Für die Übertragung der bewegten Formen und vitalen Oberflächen in Bronze arbeitete Bugatti mit der Pariser Gießerei Hébrard, in der beispielsweise auch die Erben von Degas dessen plastischen Nachlass gießen ließen. Der „Fressende Löwe“ wurde im sogenannten Wachsausschmelzverfahren (Cire perdue) drei Mal gegossen – Bugatti gehörte zu den ersten Bildhauern, deren Werke limitiert angeboten wurden. Die Wahl der tiefbraunen, glänzenden Patina ließ das intensive Lichtspiel auf der alles andere als planen Oberfläche ideal zur Geltung kommen und sorgte so für die damals als „malerisch“ bezeichnete Wirkung der impressionistischen Plastik.
Als Bugatti im Alter von 24 Jahren den Löwen schuf, lag der längste Teil seines Lebens bereits hinter ihm. Sein Schaffen als Tierplastiker hatte früh begonnen. Aus einer schillernden Künstlerfamilie stammend – sein Vater Carlo war ein exzentrischer Designer, sein Bruder Ettore der berühmte Automobilkonstrukteur – nahm er 1901 im Alter von 16 Jahren erstmals an der Mailänder Frühjahrsausstellung teil.
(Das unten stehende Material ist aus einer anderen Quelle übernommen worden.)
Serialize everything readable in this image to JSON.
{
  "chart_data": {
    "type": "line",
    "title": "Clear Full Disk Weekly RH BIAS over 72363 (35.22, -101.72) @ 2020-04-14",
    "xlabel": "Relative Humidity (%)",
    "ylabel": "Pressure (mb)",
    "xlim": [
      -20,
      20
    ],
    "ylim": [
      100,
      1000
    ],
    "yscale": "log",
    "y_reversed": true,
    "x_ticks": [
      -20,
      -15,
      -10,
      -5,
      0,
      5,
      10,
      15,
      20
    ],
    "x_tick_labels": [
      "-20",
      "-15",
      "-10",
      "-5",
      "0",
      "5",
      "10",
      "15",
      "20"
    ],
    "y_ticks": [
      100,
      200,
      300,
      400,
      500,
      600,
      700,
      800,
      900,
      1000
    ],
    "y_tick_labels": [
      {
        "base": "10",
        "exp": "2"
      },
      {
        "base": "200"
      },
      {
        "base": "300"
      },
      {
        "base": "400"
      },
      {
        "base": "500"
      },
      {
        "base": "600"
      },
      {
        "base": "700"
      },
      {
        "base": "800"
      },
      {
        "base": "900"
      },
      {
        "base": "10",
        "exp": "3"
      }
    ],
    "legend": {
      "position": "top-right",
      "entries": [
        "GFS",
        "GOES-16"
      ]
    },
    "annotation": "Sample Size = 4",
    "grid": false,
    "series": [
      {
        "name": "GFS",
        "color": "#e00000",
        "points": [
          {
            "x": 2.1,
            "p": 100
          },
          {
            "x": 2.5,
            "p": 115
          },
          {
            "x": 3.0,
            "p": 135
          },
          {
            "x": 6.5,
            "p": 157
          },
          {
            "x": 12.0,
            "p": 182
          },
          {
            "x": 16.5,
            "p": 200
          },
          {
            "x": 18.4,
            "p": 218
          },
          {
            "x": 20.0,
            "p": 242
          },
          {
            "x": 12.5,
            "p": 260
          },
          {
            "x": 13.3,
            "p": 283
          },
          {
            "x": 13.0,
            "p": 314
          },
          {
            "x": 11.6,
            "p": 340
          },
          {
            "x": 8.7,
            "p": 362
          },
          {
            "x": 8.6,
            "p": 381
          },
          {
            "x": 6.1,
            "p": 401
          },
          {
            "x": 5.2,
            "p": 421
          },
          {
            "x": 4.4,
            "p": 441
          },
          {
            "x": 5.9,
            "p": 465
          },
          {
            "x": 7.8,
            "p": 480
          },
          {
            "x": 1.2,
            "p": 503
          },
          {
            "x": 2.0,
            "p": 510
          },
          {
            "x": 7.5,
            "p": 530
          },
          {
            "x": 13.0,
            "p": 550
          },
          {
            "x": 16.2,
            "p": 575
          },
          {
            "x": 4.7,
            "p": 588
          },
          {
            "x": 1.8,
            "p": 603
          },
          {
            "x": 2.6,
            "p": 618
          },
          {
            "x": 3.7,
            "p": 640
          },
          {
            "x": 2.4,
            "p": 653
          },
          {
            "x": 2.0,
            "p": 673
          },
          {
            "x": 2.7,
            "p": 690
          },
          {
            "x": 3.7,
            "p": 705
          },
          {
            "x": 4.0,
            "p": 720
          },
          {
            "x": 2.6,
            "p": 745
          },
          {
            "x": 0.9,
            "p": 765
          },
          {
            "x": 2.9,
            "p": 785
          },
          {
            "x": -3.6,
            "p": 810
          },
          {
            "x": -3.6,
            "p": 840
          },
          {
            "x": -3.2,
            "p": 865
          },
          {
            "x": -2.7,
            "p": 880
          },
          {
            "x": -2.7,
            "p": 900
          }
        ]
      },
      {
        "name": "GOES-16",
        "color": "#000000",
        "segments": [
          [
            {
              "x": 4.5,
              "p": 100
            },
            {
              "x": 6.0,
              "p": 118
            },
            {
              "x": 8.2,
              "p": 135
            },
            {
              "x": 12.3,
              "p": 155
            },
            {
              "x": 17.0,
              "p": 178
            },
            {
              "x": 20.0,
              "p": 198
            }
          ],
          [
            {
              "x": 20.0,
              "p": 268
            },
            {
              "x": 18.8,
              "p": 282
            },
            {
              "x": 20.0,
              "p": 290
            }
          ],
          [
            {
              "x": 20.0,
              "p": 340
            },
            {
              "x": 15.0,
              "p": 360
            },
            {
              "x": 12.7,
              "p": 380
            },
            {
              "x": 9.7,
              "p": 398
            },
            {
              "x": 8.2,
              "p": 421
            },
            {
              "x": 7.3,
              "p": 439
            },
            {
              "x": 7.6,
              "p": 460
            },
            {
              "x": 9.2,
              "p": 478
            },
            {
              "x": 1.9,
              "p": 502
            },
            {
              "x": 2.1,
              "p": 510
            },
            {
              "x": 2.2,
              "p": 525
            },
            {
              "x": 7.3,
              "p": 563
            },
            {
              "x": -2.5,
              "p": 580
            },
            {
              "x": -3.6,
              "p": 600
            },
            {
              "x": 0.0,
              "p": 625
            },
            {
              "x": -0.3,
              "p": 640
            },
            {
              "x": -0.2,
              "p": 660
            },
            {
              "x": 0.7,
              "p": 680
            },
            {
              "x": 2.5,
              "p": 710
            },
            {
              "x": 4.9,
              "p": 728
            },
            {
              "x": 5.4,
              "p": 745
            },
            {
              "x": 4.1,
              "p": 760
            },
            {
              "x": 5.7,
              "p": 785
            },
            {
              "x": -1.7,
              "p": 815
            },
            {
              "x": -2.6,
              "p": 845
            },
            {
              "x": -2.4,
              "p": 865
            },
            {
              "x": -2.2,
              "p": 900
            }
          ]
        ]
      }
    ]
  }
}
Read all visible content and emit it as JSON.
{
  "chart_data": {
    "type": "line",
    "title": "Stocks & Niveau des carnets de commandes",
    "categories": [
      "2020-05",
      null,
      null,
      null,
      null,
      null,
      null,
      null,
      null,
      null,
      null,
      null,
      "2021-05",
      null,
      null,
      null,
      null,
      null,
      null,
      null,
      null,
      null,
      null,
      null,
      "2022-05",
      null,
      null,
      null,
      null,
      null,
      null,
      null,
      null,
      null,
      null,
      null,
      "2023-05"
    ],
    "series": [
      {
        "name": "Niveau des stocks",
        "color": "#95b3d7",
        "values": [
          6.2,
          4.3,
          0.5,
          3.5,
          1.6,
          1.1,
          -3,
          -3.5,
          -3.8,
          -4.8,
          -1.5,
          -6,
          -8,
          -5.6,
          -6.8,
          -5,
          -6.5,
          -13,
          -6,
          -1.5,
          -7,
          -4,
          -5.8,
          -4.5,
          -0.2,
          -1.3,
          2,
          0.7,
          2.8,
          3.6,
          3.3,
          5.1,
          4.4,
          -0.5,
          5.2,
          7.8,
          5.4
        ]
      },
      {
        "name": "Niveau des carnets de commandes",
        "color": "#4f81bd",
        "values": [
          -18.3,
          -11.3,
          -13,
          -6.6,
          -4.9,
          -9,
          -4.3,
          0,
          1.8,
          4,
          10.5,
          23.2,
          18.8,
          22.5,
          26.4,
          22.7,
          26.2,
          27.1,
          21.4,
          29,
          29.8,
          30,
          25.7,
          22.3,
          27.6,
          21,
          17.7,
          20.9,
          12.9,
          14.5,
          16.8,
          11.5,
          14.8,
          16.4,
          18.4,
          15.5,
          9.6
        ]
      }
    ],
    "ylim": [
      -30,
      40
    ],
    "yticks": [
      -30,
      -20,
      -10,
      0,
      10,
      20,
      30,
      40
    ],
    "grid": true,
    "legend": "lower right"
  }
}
Künstlerisch beeinflusst wurde er, ohne je systematischen Unterricht erfahren zu haben, unter anderem durch den erfolgreichen Bildhauer Paolo Troubetzkoy sowie seinen Onkel, den Maler Giovanni Segantini. Im Hause Bugatti verkehrten darüber hinaus bedeutende Musiker, darunter Giacomo Puccini. Die Familie siedelte 1903 nach Paris um. Dort entdeckte Bugatti für sich den zoologischen Garten im Jardin des Plantes. Schon 1904 hatte er seine erste Einzelausstellung, nicht von ungefähr in den Geschäftsräumen der Gießerei Adrien-Aurélien Hébrards. Ab 1907 arbeitete Bugatti intensiv im zoologischen Garten in Antwerpen, der Großteil seiner Werke, rund 300 Plastiken, sollte bis 1914 hier entstehen. Mit dem Beginn des Ersten Weltkrieges verdüsterte sich die Lage allerdings dramatisch. Bugatti musste miterleben, dass der Antwerpener Zoo seine Tiere aus Futtermangel tötete. Auch schwanden seine Möglichkeiten, Käufer für seine Werke zu finden. Am 8. Januar 1916 nahm sich Bugatti in Paris das Leben.